So how does a leader establish trust? There are four ways:

  1. Reiterate the vision, the strategy, and the win – often. There’s a phrase I use all the time when it comes to communication: Just because you said exactly what you wanted to say, that doesn’t mean they heard exactly what you wanted them to hear. Leaders don’t earn trust by speaking; they earn trust when their people understand where they’re headed, and what the plan is to take them there. Explain your vision and strategy as clearly and simply as possible. Celebrate the wins. Don’t just communicate, over-communicate. We all drift off course some times, and in highly creative organizations it’s easy for an abundance of great ideas to pull your people in different directions. When you think you don’t need to remind your team again of the course you’re on, remind them. Again. 

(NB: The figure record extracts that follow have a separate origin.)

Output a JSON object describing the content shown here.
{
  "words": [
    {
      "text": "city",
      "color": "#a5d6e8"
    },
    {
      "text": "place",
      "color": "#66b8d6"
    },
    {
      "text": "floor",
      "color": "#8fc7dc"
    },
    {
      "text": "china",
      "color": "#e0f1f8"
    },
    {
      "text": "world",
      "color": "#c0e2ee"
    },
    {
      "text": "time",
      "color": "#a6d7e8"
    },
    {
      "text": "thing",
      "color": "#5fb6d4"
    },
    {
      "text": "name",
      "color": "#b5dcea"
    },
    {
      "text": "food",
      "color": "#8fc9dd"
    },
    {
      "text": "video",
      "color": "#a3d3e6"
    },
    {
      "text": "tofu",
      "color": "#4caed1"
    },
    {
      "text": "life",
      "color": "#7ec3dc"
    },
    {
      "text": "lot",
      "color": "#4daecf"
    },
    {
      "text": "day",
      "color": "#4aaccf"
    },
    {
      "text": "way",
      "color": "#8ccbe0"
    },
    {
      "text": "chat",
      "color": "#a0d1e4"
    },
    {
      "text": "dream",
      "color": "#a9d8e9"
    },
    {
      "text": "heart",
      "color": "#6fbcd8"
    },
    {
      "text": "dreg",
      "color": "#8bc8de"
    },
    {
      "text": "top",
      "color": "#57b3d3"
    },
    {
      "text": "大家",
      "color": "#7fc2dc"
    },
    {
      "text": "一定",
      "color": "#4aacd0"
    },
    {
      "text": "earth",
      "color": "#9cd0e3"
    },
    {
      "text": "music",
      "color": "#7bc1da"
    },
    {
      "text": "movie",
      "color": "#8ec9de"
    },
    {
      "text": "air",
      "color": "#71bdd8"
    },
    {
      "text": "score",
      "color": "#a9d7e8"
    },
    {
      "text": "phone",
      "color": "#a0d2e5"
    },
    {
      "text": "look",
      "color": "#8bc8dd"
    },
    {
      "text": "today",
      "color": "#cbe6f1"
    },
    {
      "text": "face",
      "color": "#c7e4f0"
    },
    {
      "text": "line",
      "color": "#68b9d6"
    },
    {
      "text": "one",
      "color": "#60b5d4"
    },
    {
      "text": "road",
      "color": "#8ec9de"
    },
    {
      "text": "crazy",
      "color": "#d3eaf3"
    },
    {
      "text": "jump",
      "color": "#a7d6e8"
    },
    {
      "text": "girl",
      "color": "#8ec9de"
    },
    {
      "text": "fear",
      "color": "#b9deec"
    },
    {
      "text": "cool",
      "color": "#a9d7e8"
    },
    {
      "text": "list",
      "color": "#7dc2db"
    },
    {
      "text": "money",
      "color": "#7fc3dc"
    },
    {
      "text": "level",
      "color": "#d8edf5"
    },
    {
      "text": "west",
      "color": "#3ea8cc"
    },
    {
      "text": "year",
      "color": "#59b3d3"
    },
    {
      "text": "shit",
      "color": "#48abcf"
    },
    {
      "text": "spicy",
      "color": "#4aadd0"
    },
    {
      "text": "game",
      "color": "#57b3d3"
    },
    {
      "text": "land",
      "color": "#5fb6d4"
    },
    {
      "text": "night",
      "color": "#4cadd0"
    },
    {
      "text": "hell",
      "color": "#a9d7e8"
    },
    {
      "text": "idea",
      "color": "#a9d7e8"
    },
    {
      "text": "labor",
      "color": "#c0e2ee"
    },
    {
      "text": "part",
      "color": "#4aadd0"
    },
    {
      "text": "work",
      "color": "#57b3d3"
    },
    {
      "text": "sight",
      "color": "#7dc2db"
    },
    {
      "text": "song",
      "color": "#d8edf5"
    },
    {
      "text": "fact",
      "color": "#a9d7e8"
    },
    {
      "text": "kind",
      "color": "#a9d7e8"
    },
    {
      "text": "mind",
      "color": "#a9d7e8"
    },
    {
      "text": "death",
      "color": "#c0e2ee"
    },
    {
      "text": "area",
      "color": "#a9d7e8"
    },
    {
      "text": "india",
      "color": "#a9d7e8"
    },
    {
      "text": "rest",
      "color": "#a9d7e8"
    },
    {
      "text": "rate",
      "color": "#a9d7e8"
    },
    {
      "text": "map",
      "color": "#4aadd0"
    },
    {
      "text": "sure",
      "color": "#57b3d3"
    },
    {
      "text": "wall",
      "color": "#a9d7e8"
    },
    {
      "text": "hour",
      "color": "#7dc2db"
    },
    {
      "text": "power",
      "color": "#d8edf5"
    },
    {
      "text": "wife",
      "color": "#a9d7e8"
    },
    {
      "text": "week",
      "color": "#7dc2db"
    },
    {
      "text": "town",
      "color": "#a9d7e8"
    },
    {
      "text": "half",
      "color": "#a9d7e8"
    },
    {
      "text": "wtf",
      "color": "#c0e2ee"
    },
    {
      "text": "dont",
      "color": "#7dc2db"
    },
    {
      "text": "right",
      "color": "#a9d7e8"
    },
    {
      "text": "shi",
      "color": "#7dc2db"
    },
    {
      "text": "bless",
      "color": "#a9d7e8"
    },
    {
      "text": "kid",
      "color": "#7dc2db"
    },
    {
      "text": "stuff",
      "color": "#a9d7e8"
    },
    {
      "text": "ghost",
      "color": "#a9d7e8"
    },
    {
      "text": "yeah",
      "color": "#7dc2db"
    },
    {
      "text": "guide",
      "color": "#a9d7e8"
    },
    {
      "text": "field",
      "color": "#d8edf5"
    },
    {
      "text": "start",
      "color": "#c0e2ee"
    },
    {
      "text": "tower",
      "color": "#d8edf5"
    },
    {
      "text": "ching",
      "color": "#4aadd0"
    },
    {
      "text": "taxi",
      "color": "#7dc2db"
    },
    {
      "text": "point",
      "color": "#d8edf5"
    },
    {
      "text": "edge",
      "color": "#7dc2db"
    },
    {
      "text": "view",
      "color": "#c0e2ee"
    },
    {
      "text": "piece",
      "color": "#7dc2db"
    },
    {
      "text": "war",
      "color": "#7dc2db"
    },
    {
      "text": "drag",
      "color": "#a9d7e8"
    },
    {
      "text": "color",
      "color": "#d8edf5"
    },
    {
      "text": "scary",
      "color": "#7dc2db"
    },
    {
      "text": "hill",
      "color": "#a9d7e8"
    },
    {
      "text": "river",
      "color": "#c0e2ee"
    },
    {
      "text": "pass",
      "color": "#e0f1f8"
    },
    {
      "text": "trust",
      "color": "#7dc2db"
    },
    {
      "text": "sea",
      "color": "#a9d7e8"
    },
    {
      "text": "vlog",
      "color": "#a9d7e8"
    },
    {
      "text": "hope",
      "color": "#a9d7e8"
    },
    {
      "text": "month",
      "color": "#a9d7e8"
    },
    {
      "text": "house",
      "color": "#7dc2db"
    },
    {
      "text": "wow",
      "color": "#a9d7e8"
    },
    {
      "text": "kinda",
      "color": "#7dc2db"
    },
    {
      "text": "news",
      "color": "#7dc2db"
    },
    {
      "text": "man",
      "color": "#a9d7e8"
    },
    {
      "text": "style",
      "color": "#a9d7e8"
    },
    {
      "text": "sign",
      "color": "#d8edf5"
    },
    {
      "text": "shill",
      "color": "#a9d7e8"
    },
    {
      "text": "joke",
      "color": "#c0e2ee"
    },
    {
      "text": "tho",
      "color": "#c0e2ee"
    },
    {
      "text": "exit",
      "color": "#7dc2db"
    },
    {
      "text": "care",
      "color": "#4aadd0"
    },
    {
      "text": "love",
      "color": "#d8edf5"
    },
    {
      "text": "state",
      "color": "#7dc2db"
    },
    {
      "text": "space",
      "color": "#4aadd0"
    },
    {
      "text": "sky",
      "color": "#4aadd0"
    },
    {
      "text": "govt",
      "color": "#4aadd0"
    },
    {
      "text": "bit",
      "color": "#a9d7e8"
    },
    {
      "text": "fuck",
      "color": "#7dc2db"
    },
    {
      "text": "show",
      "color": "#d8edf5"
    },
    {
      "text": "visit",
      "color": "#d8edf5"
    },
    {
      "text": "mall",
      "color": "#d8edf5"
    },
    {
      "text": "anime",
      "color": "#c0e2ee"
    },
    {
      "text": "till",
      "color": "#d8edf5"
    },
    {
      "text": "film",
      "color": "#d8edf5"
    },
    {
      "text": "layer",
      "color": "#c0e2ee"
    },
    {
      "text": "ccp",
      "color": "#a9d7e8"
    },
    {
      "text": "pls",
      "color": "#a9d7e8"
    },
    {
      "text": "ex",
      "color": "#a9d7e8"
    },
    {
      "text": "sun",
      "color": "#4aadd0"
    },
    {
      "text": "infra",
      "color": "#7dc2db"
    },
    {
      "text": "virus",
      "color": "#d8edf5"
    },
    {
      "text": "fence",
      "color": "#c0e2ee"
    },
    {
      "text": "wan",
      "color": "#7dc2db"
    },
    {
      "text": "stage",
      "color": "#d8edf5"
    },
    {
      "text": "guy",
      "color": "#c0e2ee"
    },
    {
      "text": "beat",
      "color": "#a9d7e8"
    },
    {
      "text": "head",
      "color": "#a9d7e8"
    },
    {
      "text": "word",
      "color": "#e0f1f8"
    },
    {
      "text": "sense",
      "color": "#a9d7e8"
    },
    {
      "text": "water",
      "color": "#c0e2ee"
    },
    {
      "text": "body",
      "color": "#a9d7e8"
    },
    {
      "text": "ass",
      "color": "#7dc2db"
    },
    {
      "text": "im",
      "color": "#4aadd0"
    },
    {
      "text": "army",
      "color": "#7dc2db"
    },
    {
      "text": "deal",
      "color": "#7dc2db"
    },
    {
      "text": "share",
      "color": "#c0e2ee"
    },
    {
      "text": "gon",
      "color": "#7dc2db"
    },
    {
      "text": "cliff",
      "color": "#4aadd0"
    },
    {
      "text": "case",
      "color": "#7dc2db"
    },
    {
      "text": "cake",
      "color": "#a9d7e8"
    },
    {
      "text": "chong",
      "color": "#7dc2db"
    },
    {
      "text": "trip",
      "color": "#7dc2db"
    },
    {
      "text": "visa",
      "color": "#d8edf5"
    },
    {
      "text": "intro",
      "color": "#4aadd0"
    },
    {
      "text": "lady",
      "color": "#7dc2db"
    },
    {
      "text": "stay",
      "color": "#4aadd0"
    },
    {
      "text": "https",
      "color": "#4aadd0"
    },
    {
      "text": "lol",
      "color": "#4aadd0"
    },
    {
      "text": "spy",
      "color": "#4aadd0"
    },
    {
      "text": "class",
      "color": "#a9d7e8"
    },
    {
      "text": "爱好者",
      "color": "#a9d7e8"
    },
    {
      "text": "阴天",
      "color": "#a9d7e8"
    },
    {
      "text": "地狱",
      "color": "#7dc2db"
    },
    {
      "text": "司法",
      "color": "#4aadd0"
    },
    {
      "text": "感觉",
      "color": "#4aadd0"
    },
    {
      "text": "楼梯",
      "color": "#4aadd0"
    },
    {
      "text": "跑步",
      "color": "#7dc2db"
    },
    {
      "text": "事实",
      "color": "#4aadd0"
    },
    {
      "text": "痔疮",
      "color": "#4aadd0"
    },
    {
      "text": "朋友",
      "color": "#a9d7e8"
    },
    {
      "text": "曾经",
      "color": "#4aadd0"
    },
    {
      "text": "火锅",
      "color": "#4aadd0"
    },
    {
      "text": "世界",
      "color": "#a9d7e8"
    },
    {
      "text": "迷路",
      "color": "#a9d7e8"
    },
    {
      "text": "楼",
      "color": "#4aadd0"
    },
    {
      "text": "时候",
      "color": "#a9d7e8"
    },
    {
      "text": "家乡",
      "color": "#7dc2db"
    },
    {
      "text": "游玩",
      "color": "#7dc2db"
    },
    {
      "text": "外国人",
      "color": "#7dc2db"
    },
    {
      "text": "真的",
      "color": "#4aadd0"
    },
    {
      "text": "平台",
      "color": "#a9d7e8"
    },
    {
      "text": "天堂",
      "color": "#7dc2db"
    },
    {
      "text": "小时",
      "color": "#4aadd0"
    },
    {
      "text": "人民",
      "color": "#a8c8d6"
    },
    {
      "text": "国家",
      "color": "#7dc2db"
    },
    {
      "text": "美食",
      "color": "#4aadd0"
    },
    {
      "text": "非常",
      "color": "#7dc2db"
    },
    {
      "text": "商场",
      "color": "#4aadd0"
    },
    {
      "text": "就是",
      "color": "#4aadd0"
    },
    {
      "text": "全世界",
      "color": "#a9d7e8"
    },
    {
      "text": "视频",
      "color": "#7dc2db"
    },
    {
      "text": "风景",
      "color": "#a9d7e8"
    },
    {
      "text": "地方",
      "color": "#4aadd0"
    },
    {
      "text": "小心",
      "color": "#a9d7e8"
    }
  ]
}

  2. Live transparently, and with humility. Think about how much we know about public figures today, thanks to social media. Social media influencers bring us into their thoughts, their spaces, their lives. We’re more than just aware of them; we know them, even if just virtually. Even if you aren’t on social media (though as a modern leader, you really should be), you can create that same level of transparency in the areas that matter. Be vulnerable, be available, be imperfect. If you’re an enneagram 3, pay close attention to the amount of energy you put into maintaining your public image. Let your people know who you are as a person. Character matters more than accomplishments. How will people know your character if they don’t know you?
  3. Trust others, even when they make mistakes. Just like you can’t lead if you can’t be led, you can’t be trusted if you can’t trust. Leaders must invest in the development and growth of those around them. Mistakes are different than consistently poor performance. Enabling consistently underperforming employees or team members isn’t the same as trust.
  4. Be accountable and vulnerable. Own your mistakes by calling them mistakes. Don’t reframe them as “new challenges,” as tempting as that might be. Smart employees don’t trust leaders who reframe the goals and strategy after going off course or progress has slowed.

These four approaches will help you be a more trusted leader. Trust me.